Bei der Berufung Jeremias zum Propheten sagte Gott zu Seinem jungen Knechte: «Siehe, ich bestelle dich an diesem Tage über die Nationen und über die Königreiche,

  1. um auszurotten und niederzureissen und zu zerstören und abzubrechen,
  2. um zu bauen und um zu pflanzen.» Jeremia war weder König noch Feldherr. Es standen ihm keine Kriegsheere zu Gebote, um den ersten Punkt seines Lebensprogramms durchzuführen. Auch war er kein Staatsmann, um verheerte Nationen wieder aufzubauen und von neuem an ihrer Stätte einzupflanzen.

Aber er durfte der Mund des lebendigen und wahren Gottes sein, der «die Erde gemacht hat durch Seine Kraft». Sie gehört Ihm, und Er gibt sie, wem es Ihn gutdünkt. Sein sind «Weisheit und Macht.» «Er ändert Zeiten und Zeitpunkte, setzt Könige ab und setzt Könige ein», mit dem Fernziel, den von Ihm abgefallenen, aufrührerischen Erdkreis in Gerechtigkeit zu richten durch einen Mann, den Er dazu bestimmt hat. Christus, der Sohn Gottes und Sohn des Menschen, wird dann inmitten der Nationen, die Ihm zum Erbteil gegeben sind, Sein Friedensreich aufrichten, und zwar von Zion aus. Denn Israel ist der besondere «Stamm Seines Erbteils». Die Menschen mochten das Wort Jeremias geringschätzen und verachten. Aber nach diesem Wort, das Er ihm gab, wird Gott die Nationen niederreissen und aufbauen, und zum Teil hat es sich schon erfüllt.

Auch andere Propheten liess Gott Weissagungen über die Nationen und besonders über die Nachbarvölker Judas aussprechen. (Vergleiche Jesaja - diverse Kapitel -; Hesekiel 25 - 32; Amos 1 - 2; Zephanja 2.) Jeremia aber schildert vor allem, wie Babel, die Zuchtrute Jehovas, über alle kommen wird und schliesslich selbst vom Gericht weggerafft werden muss.

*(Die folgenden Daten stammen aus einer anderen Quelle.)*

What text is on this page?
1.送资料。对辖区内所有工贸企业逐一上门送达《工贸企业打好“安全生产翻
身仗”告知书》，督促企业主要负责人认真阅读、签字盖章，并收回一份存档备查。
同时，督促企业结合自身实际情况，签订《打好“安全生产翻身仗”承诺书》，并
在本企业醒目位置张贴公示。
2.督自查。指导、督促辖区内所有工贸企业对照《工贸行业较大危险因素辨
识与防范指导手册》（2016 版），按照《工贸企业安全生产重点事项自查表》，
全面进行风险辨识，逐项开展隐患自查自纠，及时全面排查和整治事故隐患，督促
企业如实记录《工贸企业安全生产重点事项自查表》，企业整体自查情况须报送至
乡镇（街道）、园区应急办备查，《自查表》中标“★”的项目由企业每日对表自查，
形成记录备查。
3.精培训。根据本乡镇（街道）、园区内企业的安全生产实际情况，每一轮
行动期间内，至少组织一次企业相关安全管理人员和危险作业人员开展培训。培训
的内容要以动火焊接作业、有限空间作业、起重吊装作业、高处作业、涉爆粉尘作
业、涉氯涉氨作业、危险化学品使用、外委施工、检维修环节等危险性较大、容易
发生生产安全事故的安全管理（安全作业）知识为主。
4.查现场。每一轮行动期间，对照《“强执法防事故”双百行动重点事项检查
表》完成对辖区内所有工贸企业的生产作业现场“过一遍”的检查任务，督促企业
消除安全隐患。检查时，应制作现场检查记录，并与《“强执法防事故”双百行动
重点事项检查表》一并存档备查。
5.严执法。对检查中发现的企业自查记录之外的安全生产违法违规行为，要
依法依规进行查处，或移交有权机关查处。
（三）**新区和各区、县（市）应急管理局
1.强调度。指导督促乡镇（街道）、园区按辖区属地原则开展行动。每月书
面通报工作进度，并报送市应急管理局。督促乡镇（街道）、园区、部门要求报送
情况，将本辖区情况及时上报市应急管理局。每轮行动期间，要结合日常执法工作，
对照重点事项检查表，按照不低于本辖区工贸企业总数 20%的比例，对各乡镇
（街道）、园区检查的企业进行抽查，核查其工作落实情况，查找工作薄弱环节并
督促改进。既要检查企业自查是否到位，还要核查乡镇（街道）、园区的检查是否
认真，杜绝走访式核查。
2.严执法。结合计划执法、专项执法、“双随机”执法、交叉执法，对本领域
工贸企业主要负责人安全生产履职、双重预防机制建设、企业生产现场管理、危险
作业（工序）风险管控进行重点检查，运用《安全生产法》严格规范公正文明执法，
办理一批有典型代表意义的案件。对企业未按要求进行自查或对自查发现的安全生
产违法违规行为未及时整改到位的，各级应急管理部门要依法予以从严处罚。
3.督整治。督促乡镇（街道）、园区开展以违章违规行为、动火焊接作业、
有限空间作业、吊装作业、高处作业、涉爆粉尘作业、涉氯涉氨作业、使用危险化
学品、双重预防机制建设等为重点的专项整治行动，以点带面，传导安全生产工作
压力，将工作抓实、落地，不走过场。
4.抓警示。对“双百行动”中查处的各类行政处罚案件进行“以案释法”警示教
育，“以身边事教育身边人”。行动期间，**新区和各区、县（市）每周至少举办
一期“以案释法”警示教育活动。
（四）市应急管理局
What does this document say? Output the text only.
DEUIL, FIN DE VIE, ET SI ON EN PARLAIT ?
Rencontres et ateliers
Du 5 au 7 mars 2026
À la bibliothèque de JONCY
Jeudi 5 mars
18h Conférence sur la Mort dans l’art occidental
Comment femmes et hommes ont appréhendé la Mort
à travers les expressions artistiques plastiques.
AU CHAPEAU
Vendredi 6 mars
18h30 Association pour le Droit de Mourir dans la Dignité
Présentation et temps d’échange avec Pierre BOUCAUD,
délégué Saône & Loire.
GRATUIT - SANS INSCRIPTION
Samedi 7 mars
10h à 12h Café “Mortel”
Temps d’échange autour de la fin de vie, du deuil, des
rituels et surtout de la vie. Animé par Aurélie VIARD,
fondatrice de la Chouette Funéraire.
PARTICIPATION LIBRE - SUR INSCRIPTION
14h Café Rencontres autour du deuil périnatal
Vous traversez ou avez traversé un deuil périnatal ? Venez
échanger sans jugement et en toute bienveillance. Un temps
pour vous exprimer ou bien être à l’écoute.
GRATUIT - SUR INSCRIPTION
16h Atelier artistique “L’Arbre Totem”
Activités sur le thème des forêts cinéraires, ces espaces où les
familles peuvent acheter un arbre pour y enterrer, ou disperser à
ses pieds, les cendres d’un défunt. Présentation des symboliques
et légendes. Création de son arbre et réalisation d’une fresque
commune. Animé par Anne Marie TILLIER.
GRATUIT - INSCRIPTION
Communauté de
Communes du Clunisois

Das Gericht begann bei Jerusalem

Israel, das Volk, das sich Jehova aus allen Nationen zum Eigentumsvolk erwählte, hätte unter ihnen ein klares Zeugnis für den allein wahren Gott sein sollen. Waren «die Aussprüche Gottes» nicht zuerst ihnen anvertraut worden? Hatte Er sie nicht durch gewaltige Wunderwerke aus Ägypten befreit, durch die Wüste geleitet und in dieses Land der Verheissung geführt? Zuerst in der Stiftshütte und dann im Tempel zu Jerusalem hatte Er unter ihnen gewohnt. Wie gerne hätte Er sie von Zion aus gesegnet!

Aber sie hatten sich von der Nachfolge Jehovas abgewendet. Sie richteten ihre Blicke auf die Nationen ringsum und auf deren Götter. Der Götzendienst mit seinen sündigen Festen entsprach ihren fleischlichen Neigungen besser als der heilige Dienst Jehovas. Trotz aller Warnungen Gottes schritten sie auf diesem eingeschlagenen Wege weiter. Sie hörten nicht auf Ihn.

Daher blieb Gott nichts anderes übrig) als Sein Volk «nach Gebühr zu züchtigen», um es auf diesem Wege zur Busse und zur Rückkehr zu bringen. Gewiss, die Sündhaftigkeit der Nationen war nicht weniger gross; aber weil sich Gott Seinem Volke in besonderer Weise geoffenbart und ihnen so viele Vorrechte gegeben hatte, wog dessen Schuld viel schwerer. Daher musste das Gericht bei der Stadt beginnen, die nach Seinem Namen genannt war.

Nach diesem Grundsatz handelt Gott auch heute gegenüber den Seinen. «Die Zeit ist gekommen, dass das Gericht anfange bei dem Hause Gottes». Noch hält Er gegenüber der Welt Seine Gerichte in Langmut zurück, da Er noch viele Sünder retten will. An Seinem Hause aber übt Er immer wieder Zucht aus, weil Er unter uns wohnen will und das Böse nicht dulden kann. Die Kinder Gottes, nicht die Kinder der Welt, werden jetzt gezüchtigt. Im Buche der Offenbarung z. B. geht den Gerichten über die Welt die Züchtigung der Versammlung hier auf der Erde voraus.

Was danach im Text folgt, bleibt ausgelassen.